Se oía música navideña al fondo y voces que discutían. Danny Webster tenía veintipocos años y aún vivía con la familia.

—Lamento molestarte en Nochevieja pero tenemos un caso y debo hacer una autopsia con urgencia. Voy camino de la oficina.

—¿Me necesita? —Lo noté muy abierto a tal idea.

—No sabes cuánto te agradecería que me ayudaras. En este momento hay una embarcación y un cuerpo camino de allí y...

—No hay problema, doctora Scarpetta —se ofreció con gusto—. Enseguida estaré allí.

Llamé a casa pero Lucy no contestó. Luego marqué un código para comprobar los mensajes del contestador: dos amigos de Mant le expresaban sus condolencias. Había empezado a nevar bajo el cielo plomizo, y la interestatal estaba llena de gente que conducía más deprisa de lo que resultaba prudente.

Me pregunté por qué motivo se habría retrasado Lucy y por qué no me había llamado. Lucy tenía veintitrés años y acababa de graduarse en la Academia del FBI. Yo aún me preocupaba por ella como si necesitara mi protección.

Mi oficina en el distrito de Tidewater se encontraba en un anexo pequeño y abarrotado del recinto del Hospital General Sentara Norfolk.

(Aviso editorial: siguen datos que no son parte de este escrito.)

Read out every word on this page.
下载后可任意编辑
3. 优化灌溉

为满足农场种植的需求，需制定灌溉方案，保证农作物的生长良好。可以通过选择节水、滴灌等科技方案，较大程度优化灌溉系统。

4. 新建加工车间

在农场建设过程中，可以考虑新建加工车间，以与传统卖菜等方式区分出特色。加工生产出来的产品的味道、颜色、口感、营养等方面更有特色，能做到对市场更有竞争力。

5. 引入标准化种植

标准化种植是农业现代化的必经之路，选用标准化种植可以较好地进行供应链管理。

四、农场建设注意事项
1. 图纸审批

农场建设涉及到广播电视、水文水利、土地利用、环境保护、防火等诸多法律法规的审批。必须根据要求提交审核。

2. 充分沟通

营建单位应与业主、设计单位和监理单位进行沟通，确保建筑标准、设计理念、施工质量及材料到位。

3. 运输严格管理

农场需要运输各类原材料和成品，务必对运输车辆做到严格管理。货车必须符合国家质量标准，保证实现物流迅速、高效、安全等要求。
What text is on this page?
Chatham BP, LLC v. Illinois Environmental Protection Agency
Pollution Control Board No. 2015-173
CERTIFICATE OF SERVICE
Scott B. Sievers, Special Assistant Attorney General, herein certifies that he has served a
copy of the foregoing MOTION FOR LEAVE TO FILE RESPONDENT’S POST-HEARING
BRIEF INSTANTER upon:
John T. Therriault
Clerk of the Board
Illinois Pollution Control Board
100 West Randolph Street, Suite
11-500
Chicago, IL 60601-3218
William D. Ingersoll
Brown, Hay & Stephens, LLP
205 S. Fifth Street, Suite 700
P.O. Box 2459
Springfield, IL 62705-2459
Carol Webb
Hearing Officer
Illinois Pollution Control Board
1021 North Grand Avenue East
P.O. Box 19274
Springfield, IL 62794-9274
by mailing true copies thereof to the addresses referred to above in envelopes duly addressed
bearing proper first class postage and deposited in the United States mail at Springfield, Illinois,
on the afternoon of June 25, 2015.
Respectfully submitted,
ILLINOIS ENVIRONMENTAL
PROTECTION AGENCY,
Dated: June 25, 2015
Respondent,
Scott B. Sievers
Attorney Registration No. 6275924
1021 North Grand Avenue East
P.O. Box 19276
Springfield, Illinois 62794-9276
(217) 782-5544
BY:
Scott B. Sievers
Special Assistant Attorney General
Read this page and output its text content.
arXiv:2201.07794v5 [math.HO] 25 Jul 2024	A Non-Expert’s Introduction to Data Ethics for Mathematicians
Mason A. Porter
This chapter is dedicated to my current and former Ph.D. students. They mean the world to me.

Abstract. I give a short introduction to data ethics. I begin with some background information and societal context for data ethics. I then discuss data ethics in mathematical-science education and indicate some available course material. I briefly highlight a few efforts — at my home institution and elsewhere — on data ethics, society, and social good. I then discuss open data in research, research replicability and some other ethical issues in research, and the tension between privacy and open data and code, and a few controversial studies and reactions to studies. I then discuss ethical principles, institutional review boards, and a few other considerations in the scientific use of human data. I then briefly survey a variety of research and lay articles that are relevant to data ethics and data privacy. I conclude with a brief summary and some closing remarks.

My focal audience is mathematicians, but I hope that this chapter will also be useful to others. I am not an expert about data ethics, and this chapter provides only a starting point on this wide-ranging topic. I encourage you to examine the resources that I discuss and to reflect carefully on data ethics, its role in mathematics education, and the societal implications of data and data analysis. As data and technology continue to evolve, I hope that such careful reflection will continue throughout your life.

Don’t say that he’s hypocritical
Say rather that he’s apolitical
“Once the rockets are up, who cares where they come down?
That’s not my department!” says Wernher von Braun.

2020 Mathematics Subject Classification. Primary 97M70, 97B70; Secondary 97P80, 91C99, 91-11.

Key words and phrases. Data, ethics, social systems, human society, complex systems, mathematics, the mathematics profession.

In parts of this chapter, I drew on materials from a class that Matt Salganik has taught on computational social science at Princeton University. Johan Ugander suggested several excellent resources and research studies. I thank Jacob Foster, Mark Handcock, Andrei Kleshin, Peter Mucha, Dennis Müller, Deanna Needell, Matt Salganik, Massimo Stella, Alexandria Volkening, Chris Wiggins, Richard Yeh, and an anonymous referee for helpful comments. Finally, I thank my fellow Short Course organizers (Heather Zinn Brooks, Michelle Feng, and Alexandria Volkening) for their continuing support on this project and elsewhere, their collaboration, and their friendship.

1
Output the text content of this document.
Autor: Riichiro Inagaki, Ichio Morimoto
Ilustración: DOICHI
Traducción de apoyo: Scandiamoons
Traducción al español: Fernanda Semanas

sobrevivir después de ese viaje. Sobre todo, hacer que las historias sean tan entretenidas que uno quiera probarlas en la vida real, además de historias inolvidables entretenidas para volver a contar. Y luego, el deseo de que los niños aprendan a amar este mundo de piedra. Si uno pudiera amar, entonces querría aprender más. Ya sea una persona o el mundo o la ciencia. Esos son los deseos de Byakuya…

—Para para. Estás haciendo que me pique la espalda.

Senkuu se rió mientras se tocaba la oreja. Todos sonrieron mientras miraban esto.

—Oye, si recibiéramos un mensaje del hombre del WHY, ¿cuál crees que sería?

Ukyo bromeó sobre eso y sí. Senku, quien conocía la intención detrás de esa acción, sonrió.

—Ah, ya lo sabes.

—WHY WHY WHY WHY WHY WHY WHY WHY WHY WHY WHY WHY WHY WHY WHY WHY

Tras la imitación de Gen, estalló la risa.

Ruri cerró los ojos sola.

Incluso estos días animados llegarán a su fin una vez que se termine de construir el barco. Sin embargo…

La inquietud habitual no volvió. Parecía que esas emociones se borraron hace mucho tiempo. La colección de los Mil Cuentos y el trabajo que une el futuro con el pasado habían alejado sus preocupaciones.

Compartíamos el edificio con el Departamento de Sanidad, en el que por desgracia se ubicaba la oficina de Control de Mariscos. Entre el hedor de los cuerpos en descomposición y el del pescado putrefacto, el aparcamiento no era un lugar recomendable en ningún momento del día ni del año. El viejo Toyota de Danny ya estaba allí, y cuando abrí la puerta del hangar, me alegró ver también la batea.

Fui rodeando la embarcación para observarla. La larga manguera de baja presión estaba enroscada cuidadosamente. Un extremo de ella, cortado, y el regulador conectado a él, habían sido introducidos en una bolsa de plástico sellada, siguiendo mis instrucciones. El otro extremo todavía estaba conectado al pequeño compresor. Junto a éste había una lata de gasolina y el previsible equipo de navegación y de buceo: lastres, un tanque con aire comprimido a tres mil libras por pulgada cuadrada, un remo, un chaleco salvavidas, una linterna, una manta y una pistola de señales.

Eddings también había añadido a la embarcación un motor extra, de cinco caballos, que sin duda había utilizado para entrar en la zona restringida en la que había muerto. El motor principal, de treinta y cinco caballos, estaba levantado y asegurado. Así que debía de llevarlo fuera del agua y recordé que, en efecto, lo había visto en aquella posición en el escenario del suceso. Pero lo que más me interesó fue una bolsa de plástico duro abierta en el fondo de la embarcación. Protegidos en sus correspondientes forros de gomaespuma había varios accesorios de cámaras fotográficas y cajas de carretes Kodak de 100 ASA. No vi ninguna cámara ni objetivos, e imaginé que estarían perdidos para siempre en el lecho del río Elizabeth.

Ascendí una rampa y abrí otra puerta. Ted Eddings yacía bajo la cremallera de una bolsa de transporte de cuerpos, sobre una camilla aparcada junto a la sala de radiografías, en aquel pasillo de baldosas blancas. Sus brazos, rígidos, empujaban el negro vinilo como si quisieran romperlo, y unos lentos regueros de agua formaban pequeños charcos en el suelo. Me disponía a ir en busca de Danny cuando éste asomó tras una esquina, cojeando y cargado con un montón de toallas. En la pierna derecha llevaba una rodillera deportiva de color rojo brillante como consecuencia de una lesión cuando jugaba a fútbol, que había precisado la reconstrucción del ligamento cruzado anterior.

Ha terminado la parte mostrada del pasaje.